Biomarkers in the Age of Omics: Time for a Systems Biology Approach
Author(s) -
Mones AbuAsab,
Mohamed Chaouchi,
Salvatore Alesci,
Susana Galli,
Majid Laassri,
Amrita K. Cheema,
Fouad Atouf,
John W. VanMeter,
Hakima Amri
Publication year - 2011
Publication title -
omics
Language(s) - English
Resource type - Journals
SCImago Journal Rank - 0.811
H-Index - 58
eISSN - 1557-8100
pISSN - 1536-2310
DOI - 10.1089/omi.2010.0023
Subject(s) - biology , omics , systems biology , computational biology , data science , bioinformatics , computer science
Limitations to biomarker discovery are not only technical or bioinformatic but conceptual as well. In our attempt to offer a solution, we are highlighting three issues that we think are limiting progress in biomarkers discovery.

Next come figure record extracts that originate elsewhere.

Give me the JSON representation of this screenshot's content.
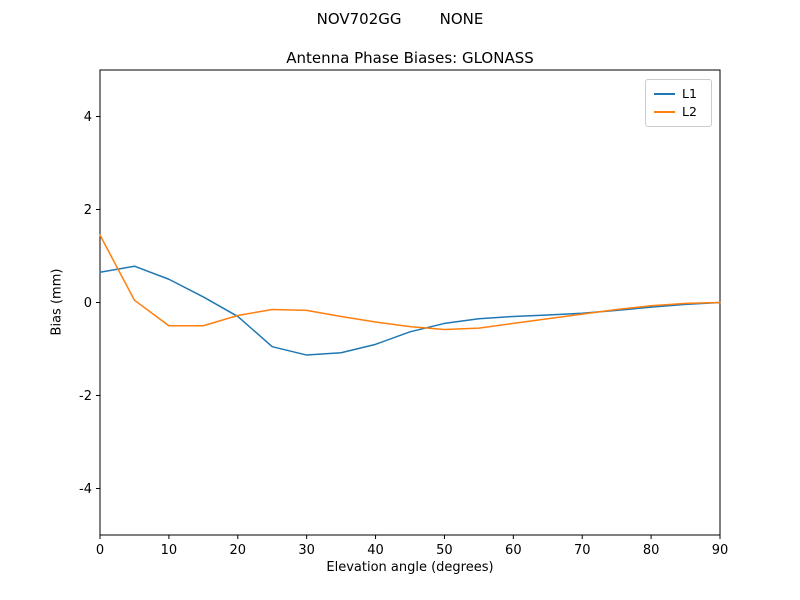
{
  "figure": {
    "suptitle": "NOV702GG        NONE"
  },
  "chart_data": {
    "type": "line",
    "title": "Antenna Phase Biases: GLONASS",
    "xlabel": "Elevation angle (degrees)",
    "ylabel": "Bias (mm)",
    "xlim": [
      0,
      90
    ],
    "ylim": [
      -5,
      5
    ],
    "xticks": [
      0,
      10,
      20,
      30,
      40,
      50,
      60,
      70,
      80,
      90
    ],
    "yticks": [
      -4,
      -2,
      0,
      2,
      4
    ],
    "grid": false,
    "legend_position": "upper right",
    "x": [
      0,
      5,
      10,
      15,
      20,
      25,
      30,
      35,
      40,
      45,
      50,
      55,
      60,
      65,
      70,
      75,
      80,
      85,
      90
    ],
    "series": [
      {
        "name": "L1",
        "color": "#1f77b4",
        "values": [
          0.65,
          0.78,
          0.5,
          0.12,
          -0.3,
          -0.95,
          -1.13,
          -1.08,
          -0.9,
          -0.63,
          -0.45,
          -0.35,
          -0.3,
          -0.27,
          -0.23,
          -0.17,
          -0.1,
          -0.04,
          0.0
        ]
      },
      {
        "name": "L2",
        "color": "#ff7f0e",
        "values": [
          1.45,
          0.05,
          -0.5,
          -0.5,
          -0.28,
          -0.15,
          -0.17,
          -0.3,
          -0.42,
          -0.52,
          -0.58,
          -0.55,
          -0.45,
          -0.35,
          -0.25,
          -0.15,
          -0.07,
          -0.02,
          0.0
        ]
      }
    ]
  }
}
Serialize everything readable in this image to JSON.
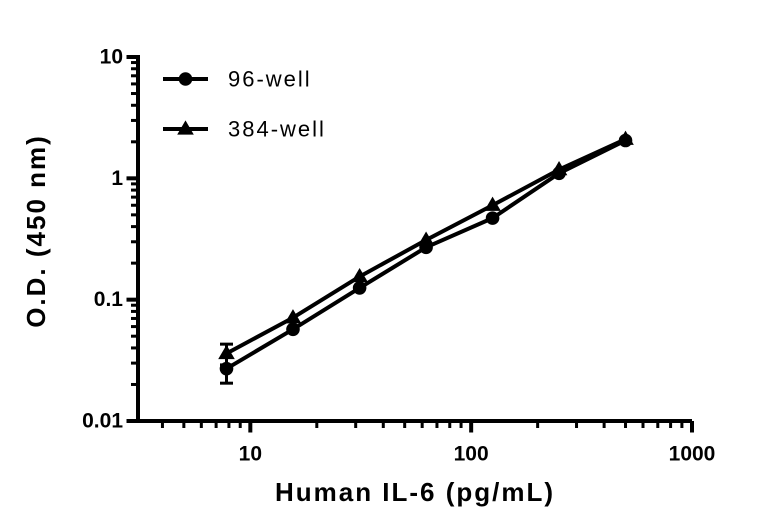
{
  "figure": {
    "background": "#ffffff",
    "ink": "#000000"
  },
  "chart_data": {
    "type": "line",
    "title": "",
    "xlabel": "Human IL-6 (pg/mL)",
    "ylabel": "O.D. (450 nm)",
    "x_scale": "log",
    "y_scale": "log",
    "xlim": [
      3.1,
      1000
    ],
    "ylim": [
      0.01,
      10
    ],
    "grid": false,
    "legend_position": "upper-left-inside",
    "x_ticks": {
      "major": [
        10,
        100,
        1000
      ],
      "labels": [
        "10",
        "100",
        "1000"
      ],
      "minor_pattern": "log-decades-2-9"
    },
    "y_ticks": {
      "major": [
        10,
        1,
        0.1,
        0.01
      ],
      "labels": [
        "10",
        "1",
        "0.1",
        "0.01"
      ],
      "minor_pattern": "log-decades-2-9"
    },
    "x": [
      7.8,
      15.6,
      31.25,
      62.5,
      125,
      250,
      500
    ],
    "series": [
      {
        "name": "96-well",
        "marker": "circle",
        "values": [
          0.027,
          0.057,
          0.125,
          0.27,
          0.47,
          1.1,
          2.05
        ],
        "error": [
          0.0065,
          0,
          0,
          0,
          0,
          0,
          0
        ]
      },
      {
        "name": "384-well",
        "marker": "triangle",
        "values": [
          0.036,
          0.071,
          0.155,
          0.31,
          0.6,
          1.18,
          2.1
        ],
        "error": [
          0.007,
          0,
          0,
          0,
          0,
          0,
          0
        ]
      }
    ]
  }
}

First, the confusion stemming from the imposition of a pathology-type immunohistochemical marker (IHCM) concept on omics data without fully understanding the characteristics and limitations of IHCMs as applied in clinical pathology. Second, the lack of serious consideration for the scope of disease heterogeneity. Third, the refusal of the biomedical community to borrow from other biological disciplines their well established methods for dealing with heterogeneity. Therefore, real progress in biomarker discovery will be attained when we recognize that an omics biomarker cannot be assigned and validated without a priori data modeling and subtyping of the disease itself to reveal the extent of its heterogeneity, and its omics' clonal aberrations (drivers) underlying its subtypes and pathways' diversity. To further support our viewpoints, we are contributing a novel a systems biology method such as parsimony phylogenetic approach for disease modeling prior to biomarker circumscription. As an analytical approach that has been successfully used for a half of a century in other biological disciplines, parsimony phylogenetics simultaneously achieves several objectives: it provides disease modeling in a hierarchical phylogenetic classification, identifies biomarkers as the shared derived expressions or mutations--synapomorphies, constructs the omics profiles of specimens based on the most parsimonious arrangement of their heterogeneous data, and permits network profiling of affected signaling pathways as the biosignature of disease classes.